Education is more than just learning. It is about educating young people to have the tools to participate in the world, and have a positive impact. And this is what makes the work of teachers political.
Monash Education researcher Dr Jason Beech looks at a new report from UNESCO that calls on educators to reimagine their role in the classroom.
Years ago, I was part of a research project looking at the purpose of education. The idea of educating students to be autonomous and flexible people was promoted by international organisations, and in the curricula of many different countries.
I asked teachers what they thought about that. Mabel, a mathematics teacher, mulled over the question and gave me a worried look.
"I never think about those things," she said. "I only have to teach them mathematics."
Her words still trouble me. If teachers are not aware of their political role, the power of education gets diluted.
Of course that teaching mathematics is important, but only if it is part of a general strategy to educate young people to have the tools to fully participate in the world. Education is always political. Any decision about the curriculum or teaching styles should be underpinned by a view of the kind of individuals and societies we want to create.
New UNESCO report
UNESCO has based its new educational strategy on that very idea – that education can shape the future.
Their commission on the Futures of Education, has launched a new report – "Reimagining our Futures Together: A New Social Contract for Education".
It promotes a global debate on how education can address some of our most challenging issues: increasing inequalities, social fragmentation, political extremism, the COVID pandemic and the desolating effects of climate change.
The report also adds that changes in digital technologies, artificial intelligence and biotechnology further complicate human perspectives of progress and development, including our education systems and their aims.
How teachers can reimagine education
Teachers play a fundamental role in reimagining education for a more just, secure and sustainable future. Yet, how can conversations about this be promoted in schools?
UNESCO’s report suggests that teaching itself should be reimagined as a collaborative endeavour for educational and social transformation.

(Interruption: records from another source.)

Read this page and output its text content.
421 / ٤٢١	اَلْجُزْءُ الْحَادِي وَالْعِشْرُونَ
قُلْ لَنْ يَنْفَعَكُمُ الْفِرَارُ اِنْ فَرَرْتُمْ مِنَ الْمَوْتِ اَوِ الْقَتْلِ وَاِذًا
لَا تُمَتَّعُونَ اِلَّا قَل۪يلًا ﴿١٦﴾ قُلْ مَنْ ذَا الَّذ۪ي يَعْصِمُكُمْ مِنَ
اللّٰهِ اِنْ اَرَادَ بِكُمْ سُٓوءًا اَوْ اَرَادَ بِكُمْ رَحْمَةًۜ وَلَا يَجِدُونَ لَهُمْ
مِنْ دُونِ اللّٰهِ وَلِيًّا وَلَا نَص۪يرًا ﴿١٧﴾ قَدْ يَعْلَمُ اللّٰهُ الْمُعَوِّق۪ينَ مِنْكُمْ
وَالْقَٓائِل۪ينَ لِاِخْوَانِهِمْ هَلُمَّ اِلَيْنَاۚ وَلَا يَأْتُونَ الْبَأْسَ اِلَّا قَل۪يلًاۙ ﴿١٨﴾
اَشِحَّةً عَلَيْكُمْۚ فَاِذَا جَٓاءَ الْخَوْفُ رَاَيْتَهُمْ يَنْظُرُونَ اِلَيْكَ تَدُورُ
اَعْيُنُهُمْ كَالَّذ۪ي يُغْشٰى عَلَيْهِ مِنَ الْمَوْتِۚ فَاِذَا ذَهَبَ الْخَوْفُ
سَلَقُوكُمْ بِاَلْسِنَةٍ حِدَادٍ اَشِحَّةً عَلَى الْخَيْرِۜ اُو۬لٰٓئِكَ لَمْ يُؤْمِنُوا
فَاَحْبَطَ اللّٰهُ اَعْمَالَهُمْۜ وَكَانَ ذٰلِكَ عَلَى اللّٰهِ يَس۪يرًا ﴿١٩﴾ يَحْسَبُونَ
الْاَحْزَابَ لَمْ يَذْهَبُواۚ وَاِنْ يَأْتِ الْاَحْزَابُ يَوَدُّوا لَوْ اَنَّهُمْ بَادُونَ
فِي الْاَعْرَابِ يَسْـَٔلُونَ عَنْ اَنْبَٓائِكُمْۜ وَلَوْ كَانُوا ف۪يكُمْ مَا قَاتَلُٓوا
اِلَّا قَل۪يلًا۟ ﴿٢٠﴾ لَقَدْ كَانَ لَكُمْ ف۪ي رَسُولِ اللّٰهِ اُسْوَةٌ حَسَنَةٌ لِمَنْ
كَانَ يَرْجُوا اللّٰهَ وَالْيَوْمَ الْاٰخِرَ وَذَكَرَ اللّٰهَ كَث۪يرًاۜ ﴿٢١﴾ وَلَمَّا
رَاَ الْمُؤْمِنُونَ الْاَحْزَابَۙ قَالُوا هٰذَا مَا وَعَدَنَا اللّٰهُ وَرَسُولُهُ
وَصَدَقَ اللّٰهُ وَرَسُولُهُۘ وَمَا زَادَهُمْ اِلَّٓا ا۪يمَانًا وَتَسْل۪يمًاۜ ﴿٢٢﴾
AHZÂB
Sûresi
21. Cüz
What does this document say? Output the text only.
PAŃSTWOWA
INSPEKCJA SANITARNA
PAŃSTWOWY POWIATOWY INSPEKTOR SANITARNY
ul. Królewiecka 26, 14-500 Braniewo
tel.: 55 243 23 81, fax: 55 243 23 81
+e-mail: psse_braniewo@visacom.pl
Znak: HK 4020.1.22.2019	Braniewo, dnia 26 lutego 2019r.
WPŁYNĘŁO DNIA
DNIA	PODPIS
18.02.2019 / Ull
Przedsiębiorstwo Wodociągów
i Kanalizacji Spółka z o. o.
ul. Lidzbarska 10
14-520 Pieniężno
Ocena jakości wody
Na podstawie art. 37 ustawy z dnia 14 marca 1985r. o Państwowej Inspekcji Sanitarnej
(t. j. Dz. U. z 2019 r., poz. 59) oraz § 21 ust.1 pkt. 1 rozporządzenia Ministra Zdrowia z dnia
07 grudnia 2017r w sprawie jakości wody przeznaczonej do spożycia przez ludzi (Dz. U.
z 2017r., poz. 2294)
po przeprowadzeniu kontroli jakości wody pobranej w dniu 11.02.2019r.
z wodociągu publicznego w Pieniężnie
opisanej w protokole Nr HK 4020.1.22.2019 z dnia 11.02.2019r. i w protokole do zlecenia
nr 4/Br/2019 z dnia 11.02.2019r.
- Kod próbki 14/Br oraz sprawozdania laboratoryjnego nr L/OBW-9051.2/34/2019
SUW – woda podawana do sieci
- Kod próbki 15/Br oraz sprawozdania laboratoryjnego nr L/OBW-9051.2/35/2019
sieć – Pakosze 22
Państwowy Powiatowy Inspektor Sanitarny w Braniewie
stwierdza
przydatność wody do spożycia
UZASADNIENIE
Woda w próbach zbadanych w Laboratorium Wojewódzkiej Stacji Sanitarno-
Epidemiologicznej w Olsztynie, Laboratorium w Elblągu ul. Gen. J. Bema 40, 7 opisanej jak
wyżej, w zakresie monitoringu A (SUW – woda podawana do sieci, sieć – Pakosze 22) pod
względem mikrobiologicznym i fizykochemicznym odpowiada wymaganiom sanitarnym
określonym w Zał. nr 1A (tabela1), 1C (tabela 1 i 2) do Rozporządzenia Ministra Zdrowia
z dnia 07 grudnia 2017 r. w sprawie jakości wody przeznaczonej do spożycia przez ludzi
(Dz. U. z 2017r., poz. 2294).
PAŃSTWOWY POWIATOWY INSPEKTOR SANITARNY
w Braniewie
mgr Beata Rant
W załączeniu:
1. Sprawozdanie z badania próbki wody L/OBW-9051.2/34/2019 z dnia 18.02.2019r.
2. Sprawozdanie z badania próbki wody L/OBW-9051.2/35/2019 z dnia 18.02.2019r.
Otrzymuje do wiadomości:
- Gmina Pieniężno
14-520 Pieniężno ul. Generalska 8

Imagine the possibilities if school leaders promote collective discussions about some of the most pressing human challenges mentioned in the report.
- How are these global challenges reflected in schools and in Australia?
- Can the school focus on a theme – for example climate change or decolonizing knowledge – and bring it into all their classrooms?
- What can each teacher/discipline contribute to the design of an educational strategy that addresses the selected challenge?
- How can education help students not only to learn the content knowledge, but also develop skills to become agents of change?
Inspiration from UNESCO report
This report is a bold reimagining of education. Here are three fundamental ways schools can get started.

1. Teaching for solidarity and cooperation
Teaching in many cases is based on individualistic and competitive definitions of achievement. How can we replace them with learning approaches that promote collaboration, interconnectedness, compassion and empathy? This is especially relevant in reconsidering the ways in which we assess students. How could we redesign our pedagogies and assessment strategies to value collaboration as an indicator of achievement?

2. Decolonizing knowledge
Our schools and curriculum are designed almost exclusively on the basis of Western forms of knowledge. How can we open up our classrooms to incorporate diverse ways of knowing and understanding? There is much to learn about the ways traditional owners of the land understand the world. Progress has been made to learn more about our Indigenous communities, but can we go a step further and include Indigenous knowledge in our classrooms to analyse the themes in the curriculum from a different perspective?

3. Rethinking the place of humans in the world
Neither the covid pandemic nor the climate crisis can be understood only from the lens of the natural sciences, nor from the perspective of the social sciences. On the contrary, both phenomena are examples of the complexity and interconnectedness between humans, other species and the environment. In order to understand these issues and find appropriate solutions we need to overcome the artificial distinction between the natural and the social as two distinct realms. How can the entrenched barriers between disciplines be overcome in our teaching?
Education is a political endeavour that can help shape a better future. UNESCO’s report – and the values it promotes – can stimulate a much needed conversation. It’s not easy. The problems are complex, but they are also vitally important to the next generation, and the future of our world.